He cupped her chin, and then he leaned down and kissed her. Hard. Heavy. Swiftly over, but powerfully felt.
She dropped her hands away from his arms and was about to ask him if he was hit when she noticed the wetness on her palm. Blood.
“Oscar,” she said, sitting up. “You’re injured.”
He glanced down at the hole in his jacket. Blood seeped from the wound beneath. The others were calling out now, indicating they were unharmed, and she grabbed his arm with both hands, putting pressure on the wound as they rose from behind the couch.
“He’s cut,” she said.
“That’s not a cut,” Mr. Huntington replied as he moved forward. He was unwinding his cravat as he went. “You’ve been shot.”
Imogen could scarcely hear over the rush of blood to her ears. The rush of terror as Oscar looked down at his arm with a shrug. “It seems I have.”
“Oscar!” Imogen cried out.
He ignored her as he removed the jacket and he and Huntington examined the wound together. The Duchess of Willowby came to Huntington’s elbow and also looked closely. Imogen swallowed at the sight of the horrible hole there in his upper arm, closer to his left shoulder than to his elbow.
“It went through,” Oscar said. She saw him flinch slightly, but that was the only indication he gave that there was pain. “Wrap it, if you will, and I’ll have it looked at later.”
Imogen stared at him. How could he be so dismissive of the fact that he’d beenshot? Because of her. The others seemed equally taken aback, but Huntington shook his head and wrapped the arm with his discarded cravat as he had been asked. Oscar hardly reacted as he did so, but instead looked around the room.
Imogen followed his gaze, and her heart sank. This beautiful room in the club he had spent so much of his life building was destroyed. The window was shattered, there were bullet holes in furniture, the decorations had been shredded by broken glass.
“Bloody hell,” he muttered.
Imogen bent her head, guilt ravaging her the same way the attack had ravaged all he’d built. “I’m sorry.”
His brow wrinkled, but the look of annoyance on his face didn’t seem to change as he said, “Don’t.”
She could hardly breathe as he turned his gaze away from hers. He’d been so passionately worried for her, but now he put the wall up again. She was fine, but he had lost so much because of her. There was no wonder he might wish to be as far from her as possible.
Willowby had moved to the window and was carefully peering out from around the edge of the broken glass to the street below. “I don’t see anyone. There must have been more than one assailant for all this carnage. Diana, Barber, we should go down and question witnesses on the street. Huntington, does that wound need more attention?”
Huntington finished tying off the cravat. “It’s fine for now, though he’ll need a doctor later.”
Huntington kept talking. They were all making arrangements now to interview witnesses to the attack. To check on Oscar’s servants in the back of the club. To send for more men to search for the culprits.
Imogen ignored it all. She could do nothing else but just stare at Oscar, his wound still seeping through the tight bandage. She watched him talk, watched him move as he took command of these strangers in his space.
He had been hurt because of her.
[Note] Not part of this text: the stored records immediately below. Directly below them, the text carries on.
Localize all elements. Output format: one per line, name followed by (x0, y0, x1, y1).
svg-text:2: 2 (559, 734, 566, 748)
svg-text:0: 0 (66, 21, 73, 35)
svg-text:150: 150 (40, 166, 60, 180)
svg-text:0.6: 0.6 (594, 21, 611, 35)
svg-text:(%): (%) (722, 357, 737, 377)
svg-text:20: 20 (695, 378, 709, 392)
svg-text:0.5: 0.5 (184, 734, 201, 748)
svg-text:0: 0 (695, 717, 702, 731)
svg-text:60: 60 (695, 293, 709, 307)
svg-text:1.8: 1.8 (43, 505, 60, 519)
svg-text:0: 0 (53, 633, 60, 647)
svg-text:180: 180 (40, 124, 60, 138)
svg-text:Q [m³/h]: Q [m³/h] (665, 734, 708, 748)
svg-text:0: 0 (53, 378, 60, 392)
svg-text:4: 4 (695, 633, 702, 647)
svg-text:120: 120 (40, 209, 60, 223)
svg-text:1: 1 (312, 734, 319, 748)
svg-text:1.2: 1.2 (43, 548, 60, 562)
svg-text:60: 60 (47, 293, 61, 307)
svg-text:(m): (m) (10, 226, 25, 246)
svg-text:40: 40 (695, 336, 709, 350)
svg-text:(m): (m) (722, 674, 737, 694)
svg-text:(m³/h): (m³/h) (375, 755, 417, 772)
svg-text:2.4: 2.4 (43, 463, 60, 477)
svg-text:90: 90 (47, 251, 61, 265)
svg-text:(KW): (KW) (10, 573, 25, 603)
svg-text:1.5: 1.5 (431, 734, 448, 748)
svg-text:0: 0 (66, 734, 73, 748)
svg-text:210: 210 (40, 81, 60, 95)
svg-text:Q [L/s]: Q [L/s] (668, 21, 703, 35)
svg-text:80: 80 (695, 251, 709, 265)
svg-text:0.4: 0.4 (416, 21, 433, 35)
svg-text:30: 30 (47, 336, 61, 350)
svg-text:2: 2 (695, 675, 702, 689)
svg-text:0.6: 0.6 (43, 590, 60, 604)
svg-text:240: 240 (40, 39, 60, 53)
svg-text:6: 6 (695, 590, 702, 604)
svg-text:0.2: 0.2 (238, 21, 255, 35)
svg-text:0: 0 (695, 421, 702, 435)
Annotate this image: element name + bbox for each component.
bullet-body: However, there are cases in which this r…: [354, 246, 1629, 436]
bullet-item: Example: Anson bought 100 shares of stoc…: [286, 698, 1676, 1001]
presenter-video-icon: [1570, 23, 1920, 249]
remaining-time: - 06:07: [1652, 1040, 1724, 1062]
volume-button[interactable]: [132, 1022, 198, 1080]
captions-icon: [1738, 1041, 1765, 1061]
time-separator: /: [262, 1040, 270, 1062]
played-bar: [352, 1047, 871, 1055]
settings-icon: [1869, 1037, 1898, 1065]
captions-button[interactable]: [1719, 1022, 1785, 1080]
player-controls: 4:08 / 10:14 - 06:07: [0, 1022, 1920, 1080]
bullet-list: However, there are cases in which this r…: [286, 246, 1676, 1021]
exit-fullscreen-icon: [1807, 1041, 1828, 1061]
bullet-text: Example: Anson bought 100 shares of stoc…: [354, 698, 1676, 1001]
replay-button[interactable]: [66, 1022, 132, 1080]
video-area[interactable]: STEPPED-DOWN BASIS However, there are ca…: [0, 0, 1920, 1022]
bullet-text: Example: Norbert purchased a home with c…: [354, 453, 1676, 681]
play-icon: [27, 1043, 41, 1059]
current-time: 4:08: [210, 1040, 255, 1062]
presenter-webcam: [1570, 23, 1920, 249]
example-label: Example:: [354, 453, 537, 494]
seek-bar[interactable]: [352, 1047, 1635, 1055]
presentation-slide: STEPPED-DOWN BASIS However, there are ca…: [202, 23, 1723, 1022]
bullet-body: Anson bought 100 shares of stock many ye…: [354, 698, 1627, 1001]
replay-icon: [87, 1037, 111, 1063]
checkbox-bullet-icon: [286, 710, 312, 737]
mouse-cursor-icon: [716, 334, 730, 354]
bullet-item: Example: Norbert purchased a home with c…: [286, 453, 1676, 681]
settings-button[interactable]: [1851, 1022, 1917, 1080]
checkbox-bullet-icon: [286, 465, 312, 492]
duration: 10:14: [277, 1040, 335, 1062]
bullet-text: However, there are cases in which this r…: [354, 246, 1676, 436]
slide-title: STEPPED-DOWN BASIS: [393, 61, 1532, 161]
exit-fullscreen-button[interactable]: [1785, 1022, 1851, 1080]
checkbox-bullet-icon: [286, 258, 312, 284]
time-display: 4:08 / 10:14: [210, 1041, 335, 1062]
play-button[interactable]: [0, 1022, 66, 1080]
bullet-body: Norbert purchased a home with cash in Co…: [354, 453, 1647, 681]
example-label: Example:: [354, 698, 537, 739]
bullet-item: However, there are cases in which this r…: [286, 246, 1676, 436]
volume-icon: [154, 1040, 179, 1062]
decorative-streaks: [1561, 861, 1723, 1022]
He could have died because of her. And in that moment, she knew she loved him. She had fallen in love with him, and there was no changing that even if it was foolish and could only end in heartbreak.
He was still talking, completely oblivious to what she now knew was true. “…right now, though, I need to take Imogen away.”
She blinked, drawn away from the startling truth of her heart and back to the room. He would take her away? Even after all the trouble she’d caused, he still wanted to protect her? Didn’t that mean something?
Aurora had been standing in Nicholas Gillingham’s arms, and now she staggered closer. “No, wait! Is that for the best?”
The others exchanged a look, and then Willowby, Barber and Huntington left the room. That left only the Duchess of Willowby, Aurora and Gillingham, for it seemed Mrs. Huntington had also gone out to check on the servants, as Imogen was coming to her realization about her feelings.
The duchess approached Oscar. She was a pretty woman, petite and curvaceous, with a kind face. An observant face, however, and Imogen realized she was trying to read the man standing before her. She almost snorted at the idea. Oscar took time to know. To understand. This woman wouldn’t do it after only knowing him five minutes. “Mr. Fitzhugh, obviously this event has been upsetting.”
Oscar tensed and glared at her. “Upsetting, Your Grace? You think this isupsetting?”
The duchess might not have been able to understand him, but Imogen did. She saw that he was at his boiling point. That the day’s events had dragged him to the edge of his vast control.
“Oscar,” Imogen said softly as she took his hand. He turned his head, his jaw clenching, but he didn’t blow up. Imogen looked at the duchess. “Your Grace, he has protected me well in the last few weeks. Perhaps it would be better for me to go with him. I’ve endangered enough people as it is.”
Of course, she had endangered Oscar, too.